Columbia University student, Mohsen Mahdawi, was released from US immigration custody on Wednesday, after a judge ruled that he should be allowed to challenge the Trump administration’s efforts to deport him over his participation in pro-Palestinian protests while free on bail, Reuters reports.
Mahdawi, born and raised in a refugee camp in the West Bank, was arrested earlier this month upon arriving for an interview for his US citizenship petition.
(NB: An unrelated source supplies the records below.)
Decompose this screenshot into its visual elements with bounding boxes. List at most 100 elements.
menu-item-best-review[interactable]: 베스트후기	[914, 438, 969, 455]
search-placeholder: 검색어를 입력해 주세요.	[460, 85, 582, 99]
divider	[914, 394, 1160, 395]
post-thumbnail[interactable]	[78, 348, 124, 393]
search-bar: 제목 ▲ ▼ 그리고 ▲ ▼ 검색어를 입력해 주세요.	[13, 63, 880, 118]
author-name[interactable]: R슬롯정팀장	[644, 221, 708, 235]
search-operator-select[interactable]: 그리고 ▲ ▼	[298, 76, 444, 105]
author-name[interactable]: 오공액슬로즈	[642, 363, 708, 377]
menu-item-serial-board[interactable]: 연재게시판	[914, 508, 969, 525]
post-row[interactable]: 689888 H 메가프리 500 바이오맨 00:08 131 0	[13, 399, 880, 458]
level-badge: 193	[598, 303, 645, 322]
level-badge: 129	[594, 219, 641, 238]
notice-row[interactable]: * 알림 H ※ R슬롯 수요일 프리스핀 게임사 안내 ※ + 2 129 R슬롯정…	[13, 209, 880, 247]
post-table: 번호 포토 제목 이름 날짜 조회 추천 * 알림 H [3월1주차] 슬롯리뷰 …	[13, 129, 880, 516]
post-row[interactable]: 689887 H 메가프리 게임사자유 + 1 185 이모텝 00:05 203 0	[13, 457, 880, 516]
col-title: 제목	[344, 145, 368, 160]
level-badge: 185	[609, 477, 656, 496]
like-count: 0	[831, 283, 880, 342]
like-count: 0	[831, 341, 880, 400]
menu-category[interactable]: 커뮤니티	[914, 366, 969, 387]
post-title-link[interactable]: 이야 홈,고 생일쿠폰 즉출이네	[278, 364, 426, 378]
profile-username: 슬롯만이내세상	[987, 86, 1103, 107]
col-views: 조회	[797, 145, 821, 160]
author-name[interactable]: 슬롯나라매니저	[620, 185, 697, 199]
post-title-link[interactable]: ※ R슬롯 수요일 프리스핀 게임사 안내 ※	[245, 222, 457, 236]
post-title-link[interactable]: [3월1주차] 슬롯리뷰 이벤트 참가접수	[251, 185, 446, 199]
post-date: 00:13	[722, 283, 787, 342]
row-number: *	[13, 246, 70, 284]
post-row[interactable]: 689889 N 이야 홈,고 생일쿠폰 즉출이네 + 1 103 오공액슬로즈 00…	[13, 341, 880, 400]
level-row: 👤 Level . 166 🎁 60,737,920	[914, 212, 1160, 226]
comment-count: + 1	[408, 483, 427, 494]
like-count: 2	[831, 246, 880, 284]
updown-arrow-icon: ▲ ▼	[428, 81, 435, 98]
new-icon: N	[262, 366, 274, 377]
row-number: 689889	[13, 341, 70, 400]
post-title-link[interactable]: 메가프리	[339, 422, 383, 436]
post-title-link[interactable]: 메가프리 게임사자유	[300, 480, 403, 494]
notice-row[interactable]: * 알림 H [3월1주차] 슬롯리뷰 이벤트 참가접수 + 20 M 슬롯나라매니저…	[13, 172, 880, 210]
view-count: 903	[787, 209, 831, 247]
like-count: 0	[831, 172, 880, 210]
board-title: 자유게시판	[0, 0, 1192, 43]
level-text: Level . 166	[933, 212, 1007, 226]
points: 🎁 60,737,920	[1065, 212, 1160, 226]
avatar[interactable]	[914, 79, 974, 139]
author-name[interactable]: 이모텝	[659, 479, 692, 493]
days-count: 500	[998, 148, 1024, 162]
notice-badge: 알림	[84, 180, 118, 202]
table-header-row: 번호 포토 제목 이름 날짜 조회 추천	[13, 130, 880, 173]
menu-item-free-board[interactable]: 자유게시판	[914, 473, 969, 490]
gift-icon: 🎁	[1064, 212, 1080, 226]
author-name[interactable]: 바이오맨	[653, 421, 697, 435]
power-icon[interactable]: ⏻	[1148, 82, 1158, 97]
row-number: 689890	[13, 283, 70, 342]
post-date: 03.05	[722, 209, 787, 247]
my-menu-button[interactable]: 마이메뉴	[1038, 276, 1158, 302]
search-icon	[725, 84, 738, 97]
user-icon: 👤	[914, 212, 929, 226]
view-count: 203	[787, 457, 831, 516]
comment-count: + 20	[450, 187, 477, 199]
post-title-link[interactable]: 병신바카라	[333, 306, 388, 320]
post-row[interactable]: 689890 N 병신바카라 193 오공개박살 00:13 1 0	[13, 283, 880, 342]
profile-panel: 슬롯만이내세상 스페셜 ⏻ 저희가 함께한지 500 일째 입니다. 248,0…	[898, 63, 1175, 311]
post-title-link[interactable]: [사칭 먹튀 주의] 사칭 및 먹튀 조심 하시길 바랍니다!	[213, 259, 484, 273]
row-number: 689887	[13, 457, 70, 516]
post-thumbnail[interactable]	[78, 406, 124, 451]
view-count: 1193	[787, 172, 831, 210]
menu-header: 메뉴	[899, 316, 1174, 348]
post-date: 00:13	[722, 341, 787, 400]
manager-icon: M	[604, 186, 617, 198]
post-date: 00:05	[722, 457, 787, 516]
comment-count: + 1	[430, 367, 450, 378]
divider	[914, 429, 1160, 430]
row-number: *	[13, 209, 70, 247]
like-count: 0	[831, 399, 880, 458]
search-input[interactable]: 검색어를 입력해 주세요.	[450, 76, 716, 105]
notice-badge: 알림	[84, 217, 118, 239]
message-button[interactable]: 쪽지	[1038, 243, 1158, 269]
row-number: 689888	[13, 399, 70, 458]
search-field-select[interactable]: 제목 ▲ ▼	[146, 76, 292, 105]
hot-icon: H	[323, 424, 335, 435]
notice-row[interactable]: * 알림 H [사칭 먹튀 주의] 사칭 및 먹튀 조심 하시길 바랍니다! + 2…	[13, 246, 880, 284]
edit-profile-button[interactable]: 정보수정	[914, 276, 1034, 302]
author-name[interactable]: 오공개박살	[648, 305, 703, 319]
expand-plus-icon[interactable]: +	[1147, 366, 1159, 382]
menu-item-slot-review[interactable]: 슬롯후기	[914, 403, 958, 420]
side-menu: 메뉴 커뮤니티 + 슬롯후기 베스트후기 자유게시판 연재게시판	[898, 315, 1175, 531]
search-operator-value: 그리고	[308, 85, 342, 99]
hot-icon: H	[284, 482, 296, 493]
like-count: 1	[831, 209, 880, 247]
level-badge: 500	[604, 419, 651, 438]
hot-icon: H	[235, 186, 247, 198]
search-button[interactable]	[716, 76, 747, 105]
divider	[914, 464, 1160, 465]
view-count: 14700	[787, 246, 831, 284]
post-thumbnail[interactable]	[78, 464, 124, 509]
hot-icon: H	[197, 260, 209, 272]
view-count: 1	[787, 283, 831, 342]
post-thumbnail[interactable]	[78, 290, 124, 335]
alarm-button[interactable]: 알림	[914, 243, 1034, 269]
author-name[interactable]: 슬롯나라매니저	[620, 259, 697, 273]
A judge swiftly ordered President Donald Trump’s administration not to deport him from the United States or take him out of the state of Vermont.
After two weeks in detention, Mahdawi walked out of the federal courthouse in Burlington, Vermont, on Wednesday, after US District Judge, Geoffrey Crawford, ordered his release at a court hearing on Wednesday, according to his lawyers.
“Mohsen has committed no crime, and the government’s only supposed justification for holding him in prison is the content of his speech,” Lia Ernst, a lawyer with the American Civil Liberties Union, who is representing Mahdawi, said in a statement.
Neither the Department of Homeland Security nor the Justice Department immediately responded to requests for comment.
Mahdawi’s arrest was part of a broader effort by the Trump administration to deport pro-Palestinian foreign university students who are in the United States legally and have not been charged with any crimes.
Trump administration officials have said student visa holders are subject to deportation over their support for Palestinians and criticism of Israel’s conduct in the war in Gaza, calling their actions a threat to US foreign policy. Trump’s critics have called the effort an attack on free speech rights under the First Amendment of the US Constitution.
Other protesters in similar circumstances include Columbia University student, Mahmoud Khalil and Tufts University student , Rumeysa Ozturk. Both Khalil and Ozturk remain in custody.